こちらは、カトリックのお祝い事の日などに伝統的に食べられている蒸しパンです。小麦粉を発酵させた生地に小豆あんを入れて丸め、サルトリイバラの葉に乗せて蒸して作ります。昔からおやつとして親しまれていた食べ物です。

日曜の御ミサと稽古場


古田さんが暮らす村の人たちのほとんどはカトリック信者のため、日曜の朝はそれぞれが自宅から近くにある教会へ御ミサに出かけます。
この日、古田さんのお孫さんのさえちゃんは、教会の奉納の当番でお手伝い。それぞれの教会は当番制で、教会や墓地の清掃をしたり、花を活け替えたりします。
また、子どもたちは”稽古場”と呼ばれる、聖書やキリスト教の勉強をする会へ週に一度出かけています。そこでは、シスターたちが子どもたちに分かりやすく物語や教えを伝えています。

お墓


集落によって様々ですが、基本的に教会から近い場所に墓地があります。キリスト教徒だけの墓地や、仏教と混じっている場所など様々です。カトリックの場合、毎年11月1日の死者の日にお墓参りに行きます。日本はこの日だけだそうですが、イタリアや中南米では、11/、2日の両日に参拝するのが一般的です。

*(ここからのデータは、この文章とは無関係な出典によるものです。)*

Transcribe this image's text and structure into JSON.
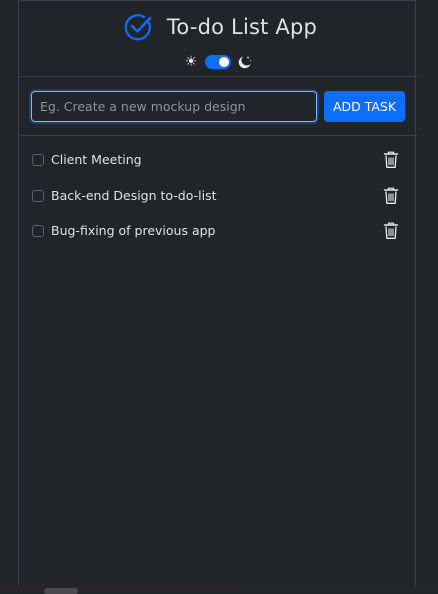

正人さんは、「仏教徒は、カトリックよりも頻繁にお墓参りに出かけるし、先祖をとても大切にしている人たちだというイメージがある」と話していました。
現在は火葬が義務付けられていますが、昔は死者が起き上がった時に、教会の方を向くように埋葬されていたそうです。

五島のカトリック

私もこれまで様々なカトリック信仰を見てきましたが、特に多かったのは、土着の宗教とカトリックが融合している形です。ボリビアのアラシータや、ペルーのインティライミ、コイヨリティなど、アミニズムと融合しているのをよく見かけます。
五島列島のカトリックは、先祖が守ってきたものを大切にすることや、独自のお祝い事の食べ物などもあることが、日本らしさと融合した点だと感じます。
また当たり前ですが、彼らに仏教的な価値観がないため、日本人なら当たり前に考える、生まれ変わりや、盆正月の概念がありません。
彼らと会話を重ねていく中で、自分がどれだけ日常の中に仏教の考えが植え付けられているかを感じました。それは海外で感じるそれよりはるかにインパクトのあることでした。